I found myself writing a paper on urban farming in Detroit and attempts to incorporate these initiatives into a comprehensive land-use plan. What appears to have started out as good intentions is morphing into a land grab as a company that calls itself Hantz Farms recently acquired approximately 170 acres of former residential property for $500,000, ostensibly to create a tree farm.
John Hantz is a Detroit resident who made his money off hedge funds and is now looking to invest some of that money back into the city. He got a nice write-up in Fortune magazine about his long range vision for the city including elaborate urban farming centers. He said he was willing to put down $30 million of his own money to attract investors, but it is going to take awhile for his "pilot project" to come to fruition.
When Dave Bing became mayor in 2009, he promised to work with the people to bring back the city from one of the worst municipal fiscal crises in American history. Detroit's infamous bankruptcy made headlines around the world. The automakers got bailouts, but the city was left to struggle on its own to pull itself out of the red. Bing was notably frustrated, as there wasn't much he could do except strike deals with local businessmen, which led to projects like Hantz Woodlands.
Bing called it "repurposing," as he tried to consolidate residents in the city, so that land development groups like Hantz could buy up large swathes of property. This should have been a red flag for anyone, and many of the city residents weren't buying the "Detroit Works" program that Bing initiated. Heidi Ewing and Rachel Grady chronicle this period in their 2012 documentary, Detropia.

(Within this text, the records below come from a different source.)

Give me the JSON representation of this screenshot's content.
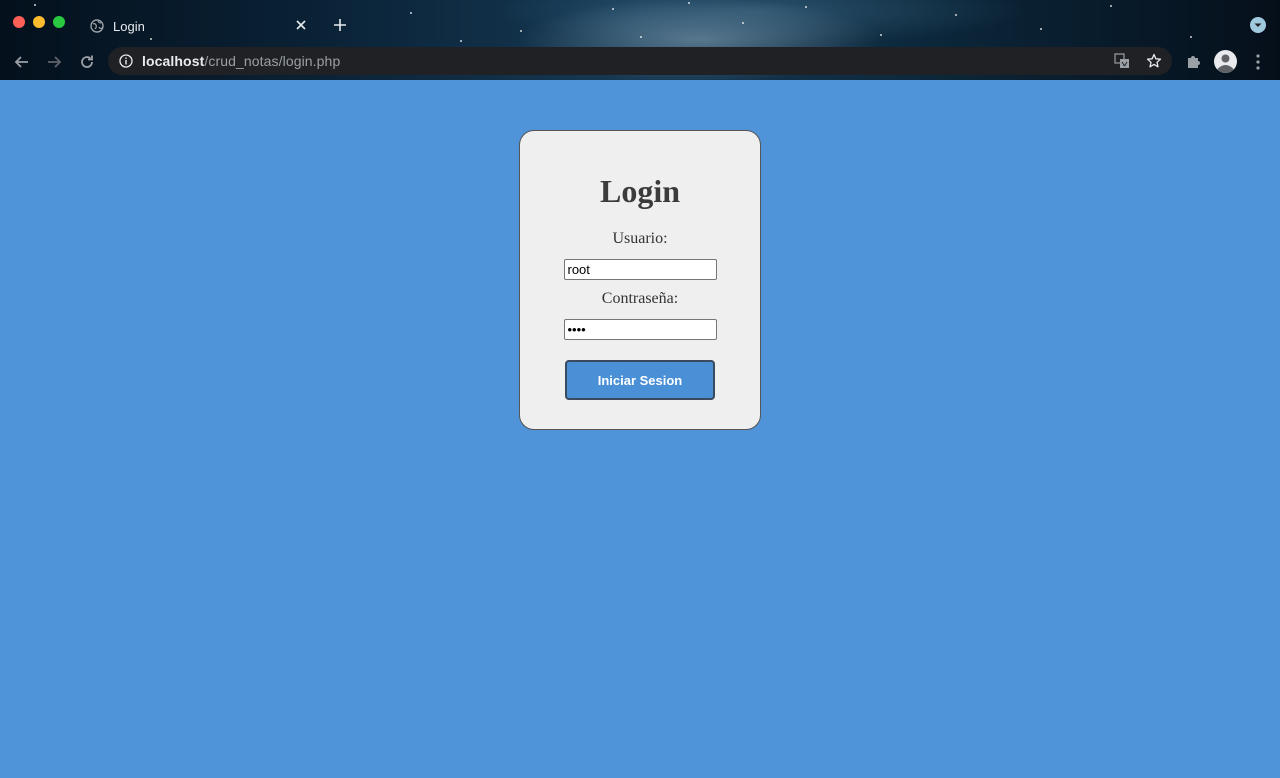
{
  "browser": {
    "tab_title": "Login",
    "url_host": "localhost",
    "url_path": "/crud_notas/login.php"
  },
  "page": {
    "title": "Login",
    "username_label": "Usuario:",
    "username_value": "root",
    "password_label": "Contraseña:",
    "password_value": "••••",
    "submit_label": "Iniciar Sesion"
  },
  "colors": {
    "page_background": "#4f94d8",
    "card_background": "#efefef",
    "button_background": "#4a90d6"
  },
  "icons": [
    "globe-icon",
    "close-icon",
    "plus-icon",
    "tab-search-icon",
    "back-arrow-icon",
    "forward-arrow-icon",
    "reload-icon",
    "info-icon",
    "translate-icon",
    "star-icon",
    "puzzle-icon",
    "profile-icon",
    "kebab-menu-icon"
  ]
}
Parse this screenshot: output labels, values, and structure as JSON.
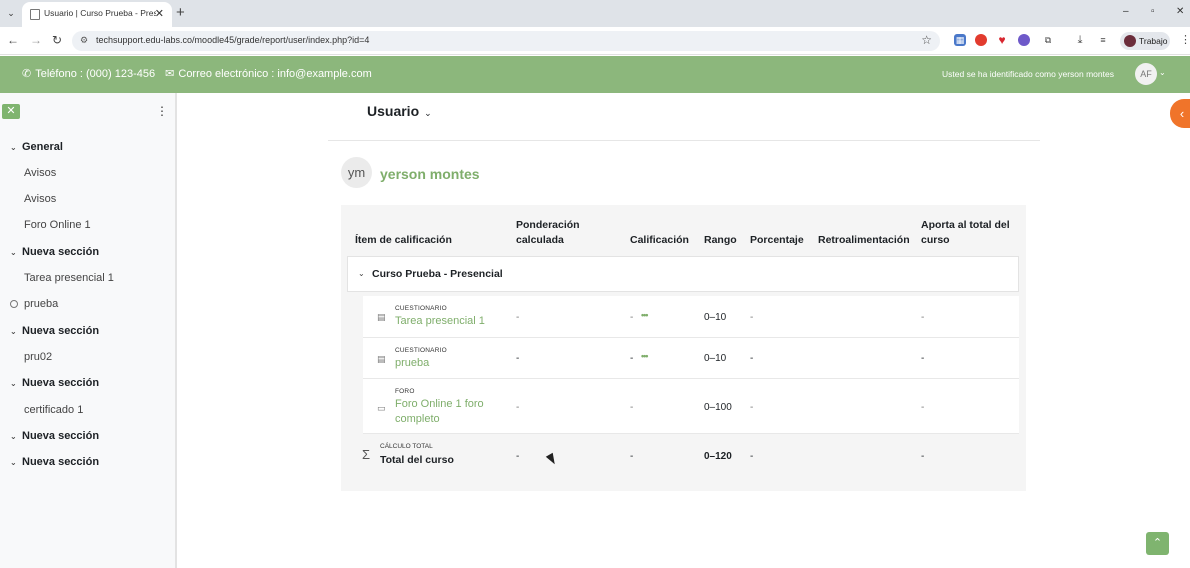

There were any number of real farming initiatives underway, notably in the neighborhood of Brightmoor, which had become the epicenter of "guerilla farming," as Mark Spitznagel called it. He's another Detroit resident who made his money in hedge funds, but unlike Hantz actually got involved with the local community in Brightmoor, funding projects and tried to range feed a few goats in the overgrown city blocks, which pundits have called an "urban prairie" Spitznagel was taking advantage of the Michigan Right to Farm laws, which were extended to Detroit in the wake of the 2008 crisis, but he hadn't applied for a city permit so the new mayor, Mike Duggan, shut him down.
Such initiatives are not new to Detroit. Back in 1894, Hazen Pingree launched his "potato patch plan," allowing poor residents to grow food on small plots to help make ends meet during the recession. Pingree was a social liberal and his plan was mocked by local conservatives, but its success inspired other cities to do the same.
At 70, Bing chose not to run for re-election in 2013. It was probably a wise move as his austerity measures hadn't gone over very well with the public, and now Detroit has its first white mayor in decades. Presumably "nonpartisan" like his predecessor, Duggan has championed urban farming, at least in concept. He is the one who helped Hantz finally get the permits he needed to start his tree farm, but apparently goats are out. To be fair it was Rick Snyder, the governor of Michigan, who had initially approved the land deal.
It is hard to say which direction Detroit will go, but it is clear that guys like Hantz are sitting on very lucrative property and that trees are just a way of meeting the requirements of the new land use plan. Spitznagel, a Libertarian, is not giving up without a fight though, so it will be interesting to see how these competing visions resolve themselves.